A Potential Bioactive Method for Dental Tissue Engineering

The aims of this study were to isolate and identify dental pulp stem cells (DPSC); determine the effects of environmental conditions on odontogenic differentiation and define the differentiation parameters in vivo and in vitro based on dental tissue engineering concept.

Method:

The cells obtained from dental pulp tissue after human impacted third molar tooth extraction were analysed for hematopoietic and mesenchymal clusters of differentiation with flow cytometry. The odontogenic differentiation was stimulated by medium modification and bone morphogenetic protein 2 (BMP2) was used as growth factor. The histologic features were examined and expressions of enamel-dentin matrix components [Dentin sialophosphoprotein (Dspp), dentin matrix proteine 1 (Dmp1), enamelysin/matrix metalloproteinase 20 (MMP20) and phosphate-regulating gene with homologies to endopeptidases on X chromosome (Phex)] of the cells were analysed with RT-PCR at 7, 14 and 21 culture days. In the second section, DPSC were transplantated on the back of immunocompromised mice via hydroxyapatite tricalcium phosphate (HA-TCP) scaffold and at the end of six week period, histological examination and RT-PCR analysis were performed.

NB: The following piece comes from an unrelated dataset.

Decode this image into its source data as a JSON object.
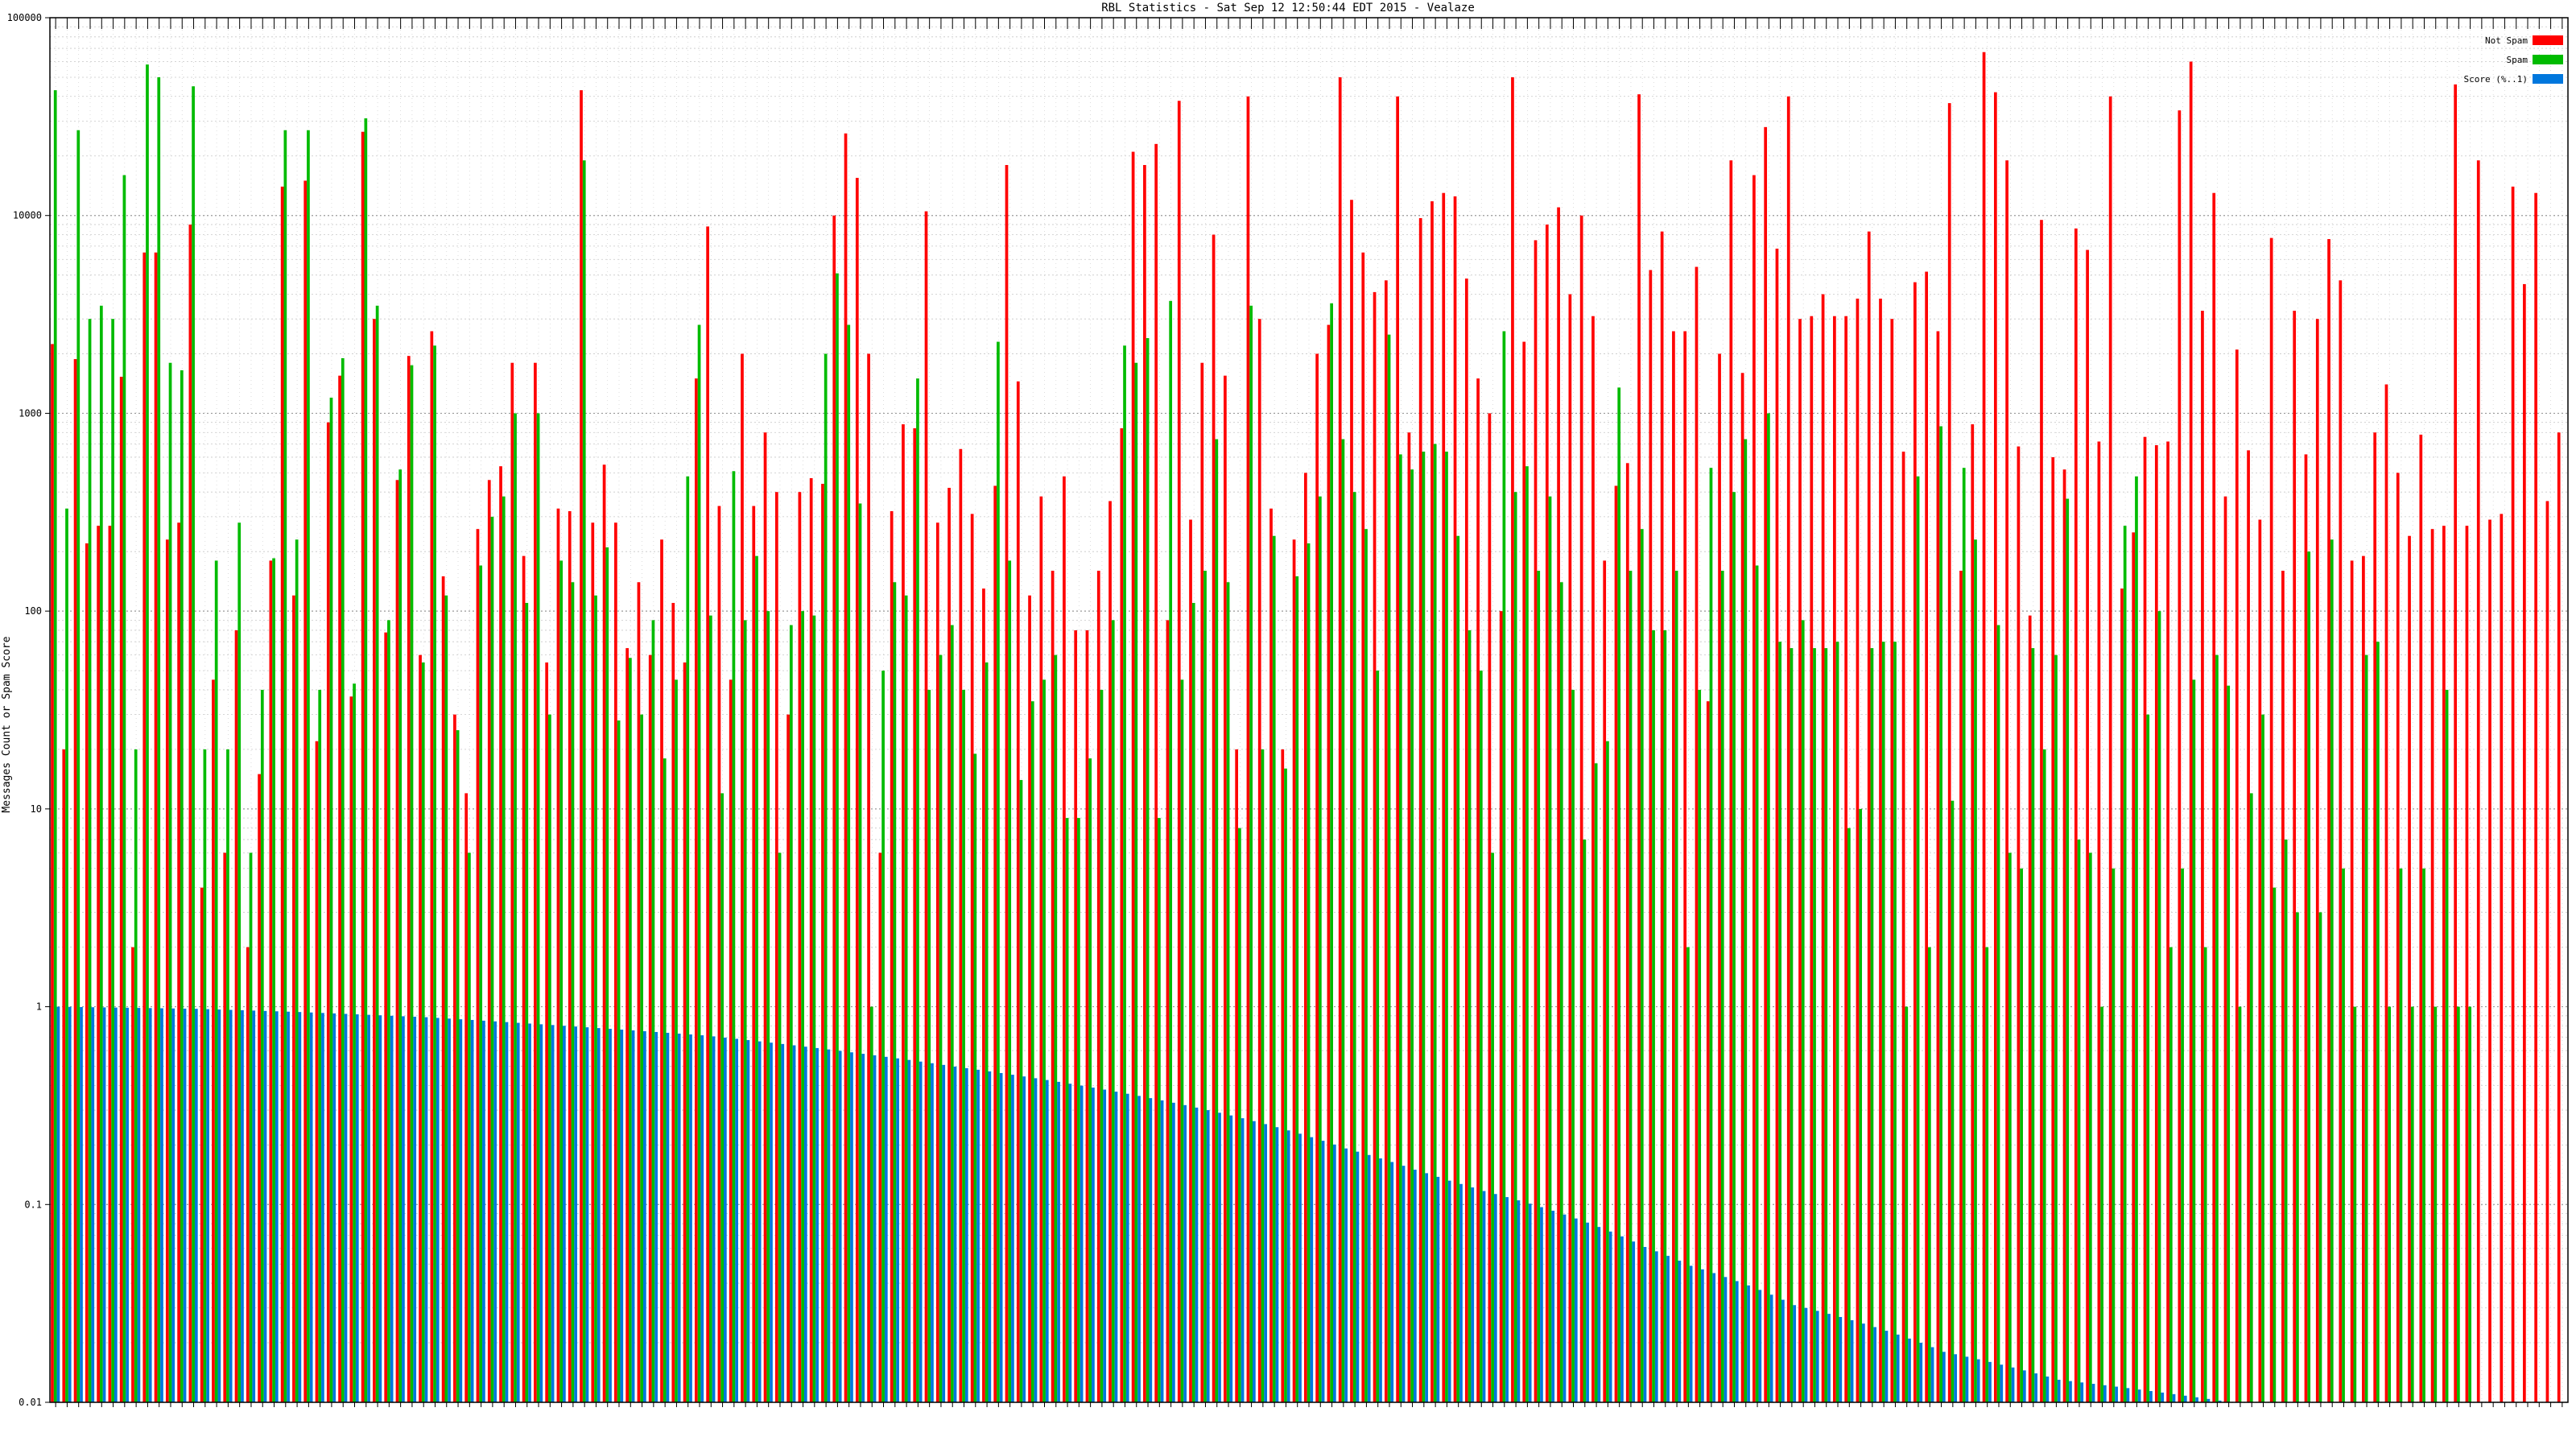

Result: The cells were determined to be mesenchymal stem cells having 98.3 % CD73 and CD90 double-positive cell rate. The increase in mineralization capacity and Dspp, Dmp1 enamelysin/MMP20 and Phex expressions proportional with culture period were determined after odontogenic differantiation. After transplantation period, it was determined that osteo-dentin matrix was formed in the group in which odontogenic differantiation was stimulated and the odontogenic characteristic of the matrix was confirmed by histological examination and increased expressions of matrix components determined with RT-PCR analysis. 

Conclusion:

Our findings depicted that the aforementioned odontogenic differentiation technique and scaffold complex could be used a potential bioactive method in regenerative dentistry. However, the provision of a complete dental tissue regeneration and the potential clinical usage would be possible by further developments in the technique performed.